I do not understand there to be any dispute as to these principles. Accordingly, I adopt this as a statement of the relevant approach to be adopted.
The claim by the Exporters.
The Exporters claimed a total of £880,994.49. They asked for an interim payment of 65% of that amount, being £572,646.42.
In relation to the amount of their costs, they made the following submissions:
Their costs were proportionate to the amount claimed, which exceeded US$6,000,000.
They had had to respond to unrelenting and disproportionate requests for disclosure, generating costs of some £240,000, which were clearly ill founded in the context of a jurisdictional dispute, which was not supposed to involve a mini-trial.
The fact that the solicitors rates were in excess of the guideline rates was really nothing to the point. Those were only guidelines; the dispute here justified higher rates; there was appropriate delegation; the witness evidence served was limited; one of the relevant witnesses was overseas; costs were saved because the Exporters relied on Forests’ evidence and arguments; and Counsel’s fees were in line with the normal guidelines.
The fact that the election point fell away should not affect the award of costs.
The contrast with the Claimants’ own costs is overstated.
Turning to the appropriate discount, they made the following points.
There should be no difficulty in recovering the money from the Exporters if there turns out to be an overpayment. They are major commercial entities.
The application for permission to appeal is unlikely to succeed.
The detailed assessment will take some time.
In all the circumstances, a payment of 65% of 70% to the amount claimed is justified, said the Exporters.
The Claimants, for their part, argued that the amount claimed was excessive for the following reasons:
The solicitors’ rates were multiples of the guideline rates.
The NZ lawyers fees (of £150,000) cannot be recovered.
Brief fees were also excessive (at £144,000, with advice at £80,000).
In my judgment, it is reasonable to assume that a total of over £572,000 will in fact be recovered, given the points made on both sides. Erring on the side of prudence, I order that £550,000 should be paid by the Claimants by way of interim payment to the Exporters. This liability is joint and several.
The claim by Forests.
Forests claimed a total of £700,000 by way of costs. They asked for an interim payment in the amount of £455,000, being 65% of that sum, on the basis that they would expect to recover 70% of their total costs following detailed assessment.

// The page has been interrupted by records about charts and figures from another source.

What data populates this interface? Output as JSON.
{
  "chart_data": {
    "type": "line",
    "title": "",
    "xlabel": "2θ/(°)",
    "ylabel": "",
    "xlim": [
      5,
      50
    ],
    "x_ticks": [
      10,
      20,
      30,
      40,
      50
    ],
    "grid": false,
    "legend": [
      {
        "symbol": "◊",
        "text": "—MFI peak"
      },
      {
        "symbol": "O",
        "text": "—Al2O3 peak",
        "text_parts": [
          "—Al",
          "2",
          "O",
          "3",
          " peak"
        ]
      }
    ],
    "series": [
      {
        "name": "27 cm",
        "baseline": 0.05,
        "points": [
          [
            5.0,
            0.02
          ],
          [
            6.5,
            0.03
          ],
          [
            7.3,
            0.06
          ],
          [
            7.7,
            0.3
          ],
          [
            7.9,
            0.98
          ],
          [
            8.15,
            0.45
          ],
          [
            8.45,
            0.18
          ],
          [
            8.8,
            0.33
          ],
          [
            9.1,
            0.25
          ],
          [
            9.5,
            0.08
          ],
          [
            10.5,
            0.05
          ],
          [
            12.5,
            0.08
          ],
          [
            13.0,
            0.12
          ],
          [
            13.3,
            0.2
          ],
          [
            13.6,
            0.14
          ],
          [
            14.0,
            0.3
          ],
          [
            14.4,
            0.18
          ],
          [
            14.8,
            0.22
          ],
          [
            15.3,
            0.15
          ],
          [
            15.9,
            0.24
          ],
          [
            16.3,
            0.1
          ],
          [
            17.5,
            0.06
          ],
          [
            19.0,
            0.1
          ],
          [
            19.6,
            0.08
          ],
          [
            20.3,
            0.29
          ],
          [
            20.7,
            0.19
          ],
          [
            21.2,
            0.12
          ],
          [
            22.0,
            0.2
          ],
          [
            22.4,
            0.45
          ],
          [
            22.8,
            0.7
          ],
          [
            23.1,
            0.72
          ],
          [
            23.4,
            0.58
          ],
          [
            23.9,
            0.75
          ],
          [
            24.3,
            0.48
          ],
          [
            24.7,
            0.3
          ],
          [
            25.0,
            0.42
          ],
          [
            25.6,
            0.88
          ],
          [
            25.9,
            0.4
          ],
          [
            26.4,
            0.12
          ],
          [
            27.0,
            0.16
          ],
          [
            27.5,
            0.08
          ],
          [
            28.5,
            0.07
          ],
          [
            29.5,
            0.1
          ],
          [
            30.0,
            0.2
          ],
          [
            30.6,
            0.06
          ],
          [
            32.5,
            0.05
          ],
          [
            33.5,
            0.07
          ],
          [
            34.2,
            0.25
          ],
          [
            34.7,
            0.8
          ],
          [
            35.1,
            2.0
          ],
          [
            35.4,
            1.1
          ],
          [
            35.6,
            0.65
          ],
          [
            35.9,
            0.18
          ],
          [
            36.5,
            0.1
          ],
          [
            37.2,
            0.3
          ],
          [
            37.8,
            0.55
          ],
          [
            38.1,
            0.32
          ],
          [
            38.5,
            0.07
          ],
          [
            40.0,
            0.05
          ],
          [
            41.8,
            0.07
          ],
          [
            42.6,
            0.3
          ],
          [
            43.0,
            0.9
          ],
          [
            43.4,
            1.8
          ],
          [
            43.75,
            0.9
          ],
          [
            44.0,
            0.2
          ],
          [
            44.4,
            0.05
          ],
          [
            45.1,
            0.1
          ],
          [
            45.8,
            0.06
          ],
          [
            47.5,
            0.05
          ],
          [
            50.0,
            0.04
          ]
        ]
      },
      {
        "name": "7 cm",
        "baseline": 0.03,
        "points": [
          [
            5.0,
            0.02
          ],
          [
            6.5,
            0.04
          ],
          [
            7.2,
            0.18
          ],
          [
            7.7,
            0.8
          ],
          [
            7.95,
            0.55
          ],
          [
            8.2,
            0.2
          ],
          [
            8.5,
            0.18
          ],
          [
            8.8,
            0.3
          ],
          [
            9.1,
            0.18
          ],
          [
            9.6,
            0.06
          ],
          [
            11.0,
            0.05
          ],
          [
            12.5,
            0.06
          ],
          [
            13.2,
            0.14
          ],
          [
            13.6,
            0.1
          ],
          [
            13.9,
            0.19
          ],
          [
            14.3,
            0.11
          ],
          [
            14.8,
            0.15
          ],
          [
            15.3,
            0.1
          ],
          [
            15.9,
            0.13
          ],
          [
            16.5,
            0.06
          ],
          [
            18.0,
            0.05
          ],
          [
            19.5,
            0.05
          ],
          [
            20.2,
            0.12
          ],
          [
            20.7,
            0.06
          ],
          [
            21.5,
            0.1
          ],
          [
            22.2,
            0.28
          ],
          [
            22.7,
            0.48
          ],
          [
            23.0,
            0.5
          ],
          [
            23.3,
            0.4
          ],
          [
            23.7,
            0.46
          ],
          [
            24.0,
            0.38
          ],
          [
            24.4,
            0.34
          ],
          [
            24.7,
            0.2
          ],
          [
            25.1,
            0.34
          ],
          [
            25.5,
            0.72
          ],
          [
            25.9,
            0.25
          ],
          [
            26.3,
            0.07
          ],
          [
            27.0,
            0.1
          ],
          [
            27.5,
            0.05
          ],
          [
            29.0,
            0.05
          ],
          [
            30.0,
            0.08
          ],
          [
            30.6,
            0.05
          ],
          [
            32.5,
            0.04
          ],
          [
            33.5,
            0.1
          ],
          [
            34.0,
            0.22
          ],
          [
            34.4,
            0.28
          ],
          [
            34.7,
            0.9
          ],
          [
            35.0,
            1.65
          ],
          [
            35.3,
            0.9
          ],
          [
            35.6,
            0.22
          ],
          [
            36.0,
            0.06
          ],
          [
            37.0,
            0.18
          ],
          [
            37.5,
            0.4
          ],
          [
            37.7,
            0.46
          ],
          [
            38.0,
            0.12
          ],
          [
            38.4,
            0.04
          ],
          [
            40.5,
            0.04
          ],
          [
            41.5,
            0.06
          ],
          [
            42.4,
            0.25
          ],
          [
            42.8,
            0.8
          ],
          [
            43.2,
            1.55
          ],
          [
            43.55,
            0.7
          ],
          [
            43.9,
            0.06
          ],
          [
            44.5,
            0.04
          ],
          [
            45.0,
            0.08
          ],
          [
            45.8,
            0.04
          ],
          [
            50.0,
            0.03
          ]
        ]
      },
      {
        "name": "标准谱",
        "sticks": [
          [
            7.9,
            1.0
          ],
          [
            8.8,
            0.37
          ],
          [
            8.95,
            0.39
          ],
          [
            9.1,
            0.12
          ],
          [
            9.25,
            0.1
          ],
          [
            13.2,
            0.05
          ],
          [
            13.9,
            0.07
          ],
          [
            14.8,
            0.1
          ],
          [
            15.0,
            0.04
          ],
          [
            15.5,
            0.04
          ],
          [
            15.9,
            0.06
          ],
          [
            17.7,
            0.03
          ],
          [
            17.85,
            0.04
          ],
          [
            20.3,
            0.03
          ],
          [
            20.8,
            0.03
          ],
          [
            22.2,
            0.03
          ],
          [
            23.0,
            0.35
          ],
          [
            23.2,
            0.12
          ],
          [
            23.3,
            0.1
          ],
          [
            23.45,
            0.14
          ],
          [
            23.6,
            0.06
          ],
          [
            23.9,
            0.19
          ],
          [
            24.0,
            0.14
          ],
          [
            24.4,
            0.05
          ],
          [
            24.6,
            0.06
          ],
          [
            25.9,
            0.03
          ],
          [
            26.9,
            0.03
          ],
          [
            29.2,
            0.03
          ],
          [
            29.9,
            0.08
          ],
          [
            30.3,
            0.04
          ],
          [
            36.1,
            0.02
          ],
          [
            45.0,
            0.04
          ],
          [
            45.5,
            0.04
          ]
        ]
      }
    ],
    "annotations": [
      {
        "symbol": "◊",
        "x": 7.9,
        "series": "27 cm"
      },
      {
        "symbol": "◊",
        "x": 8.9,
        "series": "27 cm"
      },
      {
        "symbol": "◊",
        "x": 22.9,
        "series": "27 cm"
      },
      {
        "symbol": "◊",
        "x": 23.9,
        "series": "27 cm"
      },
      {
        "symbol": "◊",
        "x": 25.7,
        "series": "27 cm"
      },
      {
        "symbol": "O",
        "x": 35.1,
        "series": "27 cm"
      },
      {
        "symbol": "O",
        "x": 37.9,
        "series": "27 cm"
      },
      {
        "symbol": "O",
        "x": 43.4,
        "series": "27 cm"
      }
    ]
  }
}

The Claimants argued that Forests’ costs were excessive and would be reduced on detailed assessment. They contended that Forests should recover no more than £200,000. Their specific criticisms, which were brief, were as follows:
No New Zealand lawyers’ fees (which totalled £12,600) could be justified; and no solicitors’ fees attending NZ counsel could be justified, although the amount of such was not specified.
Counsel’s brief fees of £165,000 against a background of advisory fees of £130,000 were excessive.
Solicitors could not have spent a total of more than 300 hours on the matter.
I consider that this application was both prolonged and excessive, and that the costs generated were, of necessity, substantial. I also consider that it is likely that Forests will indeed recover most of their costs, although I do have some doubts in relation to Counsel’s fees, which are indeed substantial. In these circumstances, I do not consider that the very substantial reduction proposed by the Claimants is justified. Instead, I consider that the appropriate amount to award is a significant amount of the total amounts generated by the application. In my judgment, the amount of £400,000 is a reasonable assessment of the amounts that will be recoverable, and I therefore award this sum in favour of Forests. Again, the liability is joint and several.